Mouther is an experimental
interactive system I built with Malcolm Slaney and Tom Ngo in which
an animated cartoon face is lip-synched in real-time with the user's
speech. Malcolm implemented Mouther by connecting his special
speech-parsing technologies to Tom's "Embedded-Constraint Graphic"
(ECG) graphics animation engine. I was responsible for the prototype
concept and artwork.
Mouther works by driving the state of a smoothly-interpolating
vector-based image with the output of a phoneme recognizer. This
phoneme recognizer was built using mel-frequency cepstral coefficients
(MFCC) as features and using maximum-likelihood selection based
on Gaussian mixture models (GMMs) of each phoneme.
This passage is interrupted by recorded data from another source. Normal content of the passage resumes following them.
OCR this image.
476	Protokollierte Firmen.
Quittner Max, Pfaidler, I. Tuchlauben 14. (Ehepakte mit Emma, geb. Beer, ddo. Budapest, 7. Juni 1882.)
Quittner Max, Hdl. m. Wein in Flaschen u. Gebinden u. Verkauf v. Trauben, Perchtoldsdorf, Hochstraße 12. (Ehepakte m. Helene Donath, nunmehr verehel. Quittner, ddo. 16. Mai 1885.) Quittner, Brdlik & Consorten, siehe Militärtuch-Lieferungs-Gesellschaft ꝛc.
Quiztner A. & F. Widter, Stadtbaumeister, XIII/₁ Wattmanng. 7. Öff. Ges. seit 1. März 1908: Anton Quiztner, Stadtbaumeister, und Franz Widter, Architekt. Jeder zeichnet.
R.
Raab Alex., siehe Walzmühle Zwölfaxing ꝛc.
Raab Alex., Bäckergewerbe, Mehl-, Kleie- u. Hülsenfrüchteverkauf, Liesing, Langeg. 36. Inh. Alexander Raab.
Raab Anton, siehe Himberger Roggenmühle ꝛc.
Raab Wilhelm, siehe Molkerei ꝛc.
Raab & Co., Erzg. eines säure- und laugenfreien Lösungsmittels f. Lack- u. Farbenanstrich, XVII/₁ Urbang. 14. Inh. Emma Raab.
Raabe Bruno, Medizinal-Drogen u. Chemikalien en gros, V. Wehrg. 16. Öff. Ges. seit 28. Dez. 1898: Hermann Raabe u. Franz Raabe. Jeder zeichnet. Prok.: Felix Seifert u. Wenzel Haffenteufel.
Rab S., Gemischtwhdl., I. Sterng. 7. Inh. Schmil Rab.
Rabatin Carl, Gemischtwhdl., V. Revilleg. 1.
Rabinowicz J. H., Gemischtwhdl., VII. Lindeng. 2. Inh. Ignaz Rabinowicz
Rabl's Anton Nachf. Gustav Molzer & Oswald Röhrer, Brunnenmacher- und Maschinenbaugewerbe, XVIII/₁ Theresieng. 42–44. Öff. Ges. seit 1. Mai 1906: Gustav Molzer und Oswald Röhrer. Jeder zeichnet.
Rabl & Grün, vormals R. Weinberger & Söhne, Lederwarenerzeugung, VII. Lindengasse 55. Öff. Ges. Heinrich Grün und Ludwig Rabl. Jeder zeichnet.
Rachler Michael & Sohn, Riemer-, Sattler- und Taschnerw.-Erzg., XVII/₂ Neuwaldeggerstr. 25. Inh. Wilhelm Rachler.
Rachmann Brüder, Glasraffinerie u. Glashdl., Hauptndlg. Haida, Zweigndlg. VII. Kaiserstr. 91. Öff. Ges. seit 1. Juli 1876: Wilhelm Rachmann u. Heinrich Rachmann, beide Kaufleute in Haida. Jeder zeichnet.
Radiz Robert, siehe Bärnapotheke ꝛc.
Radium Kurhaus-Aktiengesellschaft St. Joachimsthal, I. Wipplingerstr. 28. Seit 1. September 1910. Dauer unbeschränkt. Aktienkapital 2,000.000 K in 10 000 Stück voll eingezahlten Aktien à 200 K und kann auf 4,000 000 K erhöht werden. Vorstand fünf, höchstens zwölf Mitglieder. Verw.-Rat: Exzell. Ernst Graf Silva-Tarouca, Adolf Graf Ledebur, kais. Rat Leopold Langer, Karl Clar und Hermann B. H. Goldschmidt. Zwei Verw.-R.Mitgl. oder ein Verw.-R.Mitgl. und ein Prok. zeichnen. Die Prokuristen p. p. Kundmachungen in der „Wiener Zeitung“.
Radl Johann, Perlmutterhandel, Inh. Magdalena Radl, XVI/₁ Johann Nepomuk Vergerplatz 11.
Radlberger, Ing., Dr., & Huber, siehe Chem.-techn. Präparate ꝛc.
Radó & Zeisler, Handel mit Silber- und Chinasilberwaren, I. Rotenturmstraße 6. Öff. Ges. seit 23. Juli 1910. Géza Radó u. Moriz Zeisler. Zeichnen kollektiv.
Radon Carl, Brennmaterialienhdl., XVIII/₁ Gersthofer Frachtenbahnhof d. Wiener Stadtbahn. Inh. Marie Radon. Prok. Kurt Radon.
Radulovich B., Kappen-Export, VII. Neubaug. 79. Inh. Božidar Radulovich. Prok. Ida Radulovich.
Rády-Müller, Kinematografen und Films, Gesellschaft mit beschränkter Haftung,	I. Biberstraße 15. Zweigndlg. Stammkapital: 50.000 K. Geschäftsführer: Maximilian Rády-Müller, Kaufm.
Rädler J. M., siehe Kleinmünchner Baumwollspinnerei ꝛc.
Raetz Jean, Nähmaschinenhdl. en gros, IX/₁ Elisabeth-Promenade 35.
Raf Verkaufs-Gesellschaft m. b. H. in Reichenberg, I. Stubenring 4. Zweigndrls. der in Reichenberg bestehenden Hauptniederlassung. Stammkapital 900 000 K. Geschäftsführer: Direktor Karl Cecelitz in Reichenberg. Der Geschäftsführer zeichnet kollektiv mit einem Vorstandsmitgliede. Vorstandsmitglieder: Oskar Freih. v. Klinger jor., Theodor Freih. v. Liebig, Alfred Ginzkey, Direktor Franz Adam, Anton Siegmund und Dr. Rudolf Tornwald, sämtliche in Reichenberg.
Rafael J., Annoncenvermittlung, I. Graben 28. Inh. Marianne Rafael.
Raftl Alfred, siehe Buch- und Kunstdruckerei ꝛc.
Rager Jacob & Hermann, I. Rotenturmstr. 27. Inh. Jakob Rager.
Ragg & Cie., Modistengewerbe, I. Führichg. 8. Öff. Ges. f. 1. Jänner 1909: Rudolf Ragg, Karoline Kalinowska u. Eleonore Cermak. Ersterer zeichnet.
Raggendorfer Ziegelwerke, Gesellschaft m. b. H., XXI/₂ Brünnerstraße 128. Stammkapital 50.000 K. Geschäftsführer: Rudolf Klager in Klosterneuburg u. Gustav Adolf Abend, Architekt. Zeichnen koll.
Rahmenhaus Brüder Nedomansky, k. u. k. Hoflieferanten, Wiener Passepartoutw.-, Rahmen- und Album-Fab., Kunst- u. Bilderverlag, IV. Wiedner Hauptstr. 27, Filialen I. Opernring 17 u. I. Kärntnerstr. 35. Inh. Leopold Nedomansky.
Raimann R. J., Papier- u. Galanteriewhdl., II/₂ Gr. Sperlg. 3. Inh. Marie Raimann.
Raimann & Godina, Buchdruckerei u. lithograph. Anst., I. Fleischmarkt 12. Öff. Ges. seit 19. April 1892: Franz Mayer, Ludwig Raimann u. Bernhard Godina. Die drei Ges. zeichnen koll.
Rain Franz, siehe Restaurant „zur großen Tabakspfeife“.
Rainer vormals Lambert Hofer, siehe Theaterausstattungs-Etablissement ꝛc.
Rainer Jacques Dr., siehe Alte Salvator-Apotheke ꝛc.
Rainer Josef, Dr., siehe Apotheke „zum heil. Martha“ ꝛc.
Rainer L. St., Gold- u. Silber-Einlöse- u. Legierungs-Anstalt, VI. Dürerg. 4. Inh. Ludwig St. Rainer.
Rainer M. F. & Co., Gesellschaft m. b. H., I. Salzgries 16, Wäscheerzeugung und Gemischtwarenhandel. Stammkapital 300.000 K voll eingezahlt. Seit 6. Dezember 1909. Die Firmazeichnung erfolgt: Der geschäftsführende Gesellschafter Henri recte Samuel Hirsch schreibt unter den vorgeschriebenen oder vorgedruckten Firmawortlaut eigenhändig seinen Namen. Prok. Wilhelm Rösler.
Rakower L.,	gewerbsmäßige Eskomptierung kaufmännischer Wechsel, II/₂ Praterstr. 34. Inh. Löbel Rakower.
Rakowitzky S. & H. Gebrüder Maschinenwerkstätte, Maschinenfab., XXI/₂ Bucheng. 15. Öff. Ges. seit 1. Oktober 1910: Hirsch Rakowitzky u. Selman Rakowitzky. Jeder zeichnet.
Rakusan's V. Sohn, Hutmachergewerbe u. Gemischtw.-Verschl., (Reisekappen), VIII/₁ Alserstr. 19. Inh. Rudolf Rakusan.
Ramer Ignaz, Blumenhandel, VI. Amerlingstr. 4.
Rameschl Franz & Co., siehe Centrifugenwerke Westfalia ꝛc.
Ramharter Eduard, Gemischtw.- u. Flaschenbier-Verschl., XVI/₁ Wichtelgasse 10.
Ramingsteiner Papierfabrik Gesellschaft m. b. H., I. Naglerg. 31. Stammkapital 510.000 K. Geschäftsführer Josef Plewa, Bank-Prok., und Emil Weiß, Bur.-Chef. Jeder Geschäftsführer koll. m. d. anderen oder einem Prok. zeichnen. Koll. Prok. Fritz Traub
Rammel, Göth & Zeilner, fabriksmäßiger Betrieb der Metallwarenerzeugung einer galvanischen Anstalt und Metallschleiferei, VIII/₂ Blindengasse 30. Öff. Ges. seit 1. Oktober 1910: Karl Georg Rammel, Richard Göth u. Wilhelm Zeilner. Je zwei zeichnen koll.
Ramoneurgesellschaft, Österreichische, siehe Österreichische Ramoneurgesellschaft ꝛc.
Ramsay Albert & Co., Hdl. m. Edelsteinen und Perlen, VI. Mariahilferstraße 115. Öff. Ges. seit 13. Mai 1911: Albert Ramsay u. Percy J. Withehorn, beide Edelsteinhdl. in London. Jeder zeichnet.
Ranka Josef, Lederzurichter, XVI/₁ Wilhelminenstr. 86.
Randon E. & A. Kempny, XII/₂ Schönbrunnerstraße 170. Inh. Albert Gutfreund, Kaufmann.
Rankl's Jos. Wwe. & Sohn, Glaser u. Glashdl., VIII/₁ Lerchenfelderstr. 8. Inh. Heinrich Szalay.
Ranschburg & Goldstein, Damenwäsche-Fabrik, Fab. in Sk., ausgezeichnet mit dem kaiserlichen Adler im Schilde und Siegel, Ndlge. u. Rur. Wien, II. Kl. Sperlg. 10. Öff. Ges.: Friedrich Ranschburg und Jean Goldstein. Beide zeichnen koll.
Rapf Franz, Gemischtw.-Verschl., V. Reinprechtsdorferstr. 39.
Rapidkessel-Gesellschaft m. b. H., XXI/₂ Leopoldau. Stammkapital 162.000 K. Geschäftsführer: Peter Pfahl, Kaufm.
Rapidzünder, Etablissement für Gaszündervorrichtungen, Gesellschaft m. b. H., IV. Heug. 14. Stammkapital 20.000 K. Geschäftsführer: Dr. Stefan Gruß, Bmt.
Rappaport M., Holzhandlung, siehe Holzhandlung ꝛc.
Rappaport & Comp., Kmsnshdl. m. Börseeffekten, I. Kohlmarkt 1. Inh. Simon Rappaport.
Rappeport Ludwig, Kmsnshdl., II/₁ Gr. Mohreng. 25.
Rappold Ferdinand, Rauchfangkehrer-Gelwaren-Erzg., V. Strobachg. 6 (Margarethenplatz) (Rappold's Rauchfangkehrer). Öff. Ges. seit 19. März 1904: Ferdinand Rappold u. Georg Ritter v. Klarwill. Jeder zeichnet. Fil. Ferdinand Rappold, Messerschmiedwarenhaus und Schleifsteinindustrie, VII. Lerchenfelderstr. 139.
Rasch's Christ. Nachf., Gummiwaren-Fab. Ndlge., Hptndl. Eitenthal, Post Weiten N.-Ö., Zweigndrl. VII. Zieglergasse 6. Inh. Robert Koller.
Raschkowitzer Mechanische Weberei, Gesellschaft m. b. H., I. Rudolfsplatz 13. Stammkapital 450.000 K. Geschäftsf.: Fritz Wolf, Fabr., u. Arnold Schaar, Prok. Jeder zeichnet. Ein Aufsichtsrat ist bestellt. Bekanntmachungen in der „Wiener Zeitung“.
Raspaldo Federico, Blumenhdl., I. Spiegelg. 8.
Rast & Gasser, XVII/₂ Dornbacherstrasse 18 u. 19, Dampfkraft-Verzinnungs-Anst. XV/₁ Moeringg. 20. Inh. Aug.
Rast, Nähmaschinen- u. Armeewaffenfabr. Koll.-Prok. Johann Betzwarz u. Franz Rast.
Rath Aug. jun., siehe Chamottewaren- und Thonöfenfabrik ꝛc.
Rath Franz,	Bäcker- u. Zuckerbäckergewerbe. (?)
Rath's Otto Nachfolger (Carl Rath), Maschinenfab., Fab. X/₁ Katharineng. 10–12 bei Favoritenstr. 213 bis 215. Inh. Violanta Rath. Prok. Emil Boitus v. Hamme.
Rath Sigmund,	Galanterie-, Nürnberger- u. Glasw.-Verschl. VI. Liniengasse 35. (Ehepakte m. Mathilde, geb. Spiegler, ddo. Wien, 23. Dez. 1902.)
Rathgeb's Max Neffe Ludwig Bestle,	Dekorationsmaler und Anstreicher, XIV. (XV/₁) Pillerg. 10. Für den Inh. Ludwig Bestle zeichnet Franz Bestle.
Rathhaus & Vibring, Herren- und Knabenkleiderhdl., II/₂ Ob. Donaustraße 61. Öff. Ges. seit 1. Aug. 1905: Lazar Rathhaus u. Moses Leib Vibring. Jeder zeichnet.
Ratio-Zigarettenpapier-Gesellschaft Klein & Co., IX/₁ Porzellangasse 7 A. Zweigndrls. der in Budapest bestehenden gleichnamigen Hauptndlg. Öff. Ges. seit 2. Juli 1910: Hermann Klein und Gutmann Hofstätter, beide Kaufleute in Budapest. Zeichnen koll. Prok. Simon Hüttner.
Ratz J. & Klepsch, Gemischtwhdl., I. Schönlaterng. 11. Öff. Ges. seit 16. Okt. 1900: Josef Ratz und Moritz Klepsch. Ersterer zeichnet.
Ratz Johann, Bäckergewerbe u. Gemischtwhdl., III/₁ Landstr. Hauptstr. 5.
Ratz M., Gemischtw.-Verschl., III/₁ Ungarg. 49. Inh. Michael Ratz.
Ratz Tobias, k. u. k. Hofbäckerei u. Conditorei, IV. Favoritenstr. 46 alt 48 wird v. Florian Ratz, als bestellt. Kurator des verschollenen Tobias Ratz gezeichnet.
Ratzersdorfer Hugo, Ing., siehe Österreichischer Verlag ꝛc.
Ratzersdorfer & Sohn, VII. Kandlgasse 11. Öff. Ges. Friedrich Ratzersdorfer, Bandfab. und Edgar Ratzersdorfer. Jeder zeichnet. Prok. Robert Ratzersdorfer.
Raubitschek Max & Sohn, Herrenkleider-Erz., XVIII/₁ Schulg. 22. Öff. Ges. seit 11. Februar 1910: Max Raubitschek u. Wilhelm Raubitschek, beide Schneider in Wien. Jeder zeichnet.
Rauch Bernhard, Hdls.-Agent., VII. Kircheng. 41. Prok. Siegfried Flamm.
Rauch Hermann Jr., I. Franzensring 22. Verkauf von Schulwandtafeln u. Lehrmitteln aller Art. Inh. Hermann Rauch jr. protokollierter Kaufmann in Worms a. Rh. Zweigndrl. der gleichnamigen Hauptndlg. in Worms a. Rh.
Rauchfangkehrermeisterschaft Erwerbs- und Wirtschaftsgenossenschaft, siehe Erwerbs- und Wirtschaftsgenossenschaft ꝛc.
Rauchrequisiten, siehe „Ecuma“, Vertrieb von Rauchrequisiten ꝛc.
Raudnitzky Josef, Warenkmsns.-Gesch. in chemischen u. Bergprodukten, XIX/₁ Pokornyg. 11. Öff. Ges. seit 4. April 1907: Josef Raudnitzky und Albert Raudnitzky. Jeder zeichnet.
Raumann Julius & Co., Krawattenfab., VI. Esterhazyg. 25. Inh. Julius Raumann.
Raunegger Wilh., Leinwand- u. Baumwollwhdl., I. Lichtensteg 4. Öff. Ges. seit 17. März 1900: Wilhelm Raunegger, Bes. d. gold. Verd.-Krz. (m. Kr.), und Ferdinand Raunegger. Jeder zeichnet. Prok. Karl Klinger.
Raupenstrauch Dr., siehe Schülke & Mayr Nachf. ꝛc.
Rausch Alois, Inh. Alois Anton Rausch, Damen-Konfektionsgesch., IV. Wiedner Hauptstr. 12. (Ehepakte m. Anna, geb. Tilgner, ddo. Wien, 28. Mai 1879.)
Depending on
the amount and diversity of training data, speaker-dependent or
speaker-independent GMMs could be formed for each phoneme. To reduce
the system's sensitivity to microphone and room acoustics, the MFCC's
were filtered by RASTA (a widely accepted method for reducing the
dependence of acoustic features on channel characteristics) prior
to classification.
Cartoon visemes for Mouther were developed
in Tom Ngo's ECG graphics engine, a system optimized for the creation
of smooth interpolations between vector-based graphics in high-dimensional
spaces. With this technology, weighted interpolations of facial
exemplars could be generated directly from the phoneme classifier's
confidence ratings. For example, a phoneme classified as ee
with 70% confidence, but also classified as eh with
30% confidence, would result in a 70/30 morph between the ee
and eh cartoon graphics.
The result is a talking cartoon face whose animation
is driven by the output of the classifier, and in which different
mouth positions are displayed for the different phonemes that are
spoken. While further work would be needed to increase the reliability
of the classifier and the realism of the transitions between different
visemes, the current result is amusing and could be sufficiently
responsive for the quality-level needed in children's computer games.
|